There is only one default, but when a file inherits an ACL, it gets modified by a mask which is set from the mode which programs set when they open a file for writing. (The mode is actually modified by the umask - the bits from the umask are removed, so mode 666 plus umask 002 becomes 664.) If the mode is 664 for example, the mask will be rw- which causes the x flag to be masked out for all named acls and for the group, so that effectively there is no execute permission. The mask is created from the group bits of the mode or the group bits of a chmod if that is used.

So if you create a normal file, it will have x set in the ACL but it will be masked. Directories are by default created with mode 755 or 775 (depending on umask), so that the mask will be rwx or r-x. So the x-flag in the ACL stays effective.
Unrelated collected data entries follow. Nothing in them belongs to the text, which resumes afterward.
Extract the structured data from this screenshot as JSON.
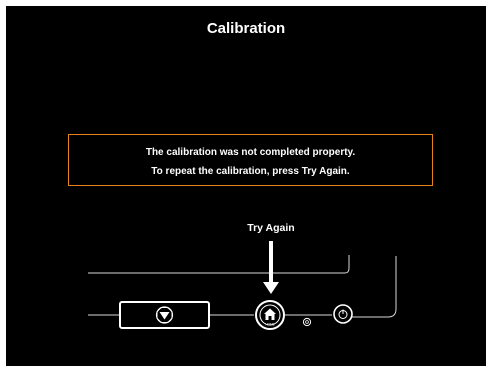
{
  "screen": {
    "title": "Calibration"
  },
  "message": {
    "line1": "The calibration was not completed property.",
    "line2": "To repeat the calibration, press Try Again."
  },
  "hint": {
    "label": "Try Again"
  },
  "panel": {
    "home_label": "HOME"
  },
  "colors": {
    "background": "#000000",
    "text": "#ffffff",
    "message_border": "#e8821e",
    "panel_lines": "#d8d8d8"
  },
  "icons": {
    "stop": "stop-icon",
    "home": "home-icon",
    "copyright": "copyright-icon",
    "power": "power-icon",
    "arrow": "down-arrow-icon"
  }
}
I was confused before with the capital X. That only applies when you set ACLs for multiple files at once. Then you can set the permission to X which will cause directories to have x and files will not.

Michael Suelmann
  • 1,085
  • 6
  • 7
  • I tried this solution prior to posting, however the capital X doesn't seem to stick: http://pastebin.com/dcZY07nD – Aaron J Lang Nov 04 '13 at 21:12
  • Sorry, I got confused about changing multiple ACLs at once and default ACLs. I corrected my answer. – Michael Suelmann Nov 04 '13 at 22:42
  • Should I use umask or set the mask in ACL? The former appears to restrict and the later allow permissions to be set. How do they interact, does one have priority? Does this not still require setting the mask differently for files and directories? – Aaron J Lang Nov 05 '13 at 09:09
  • The standard umasks 002 and 022 are both ok for this. All programs use a mode 666 or less when creating files, except when creating executable files, so the execute permission is never set when it shouldn't. So execute permission in a default ACL is totally ok (and needed so that subdirectories work). – Michael Suelmann Nov 05 '13 at 13:36
0

You can not set default file and dir permissions differently with ACLs. But the x permissions is not an issue either. Set the default ACLs to the corresponding directory permissions (i.e. rwx, r-x or ---): files will be created accordingly, without "visible" x.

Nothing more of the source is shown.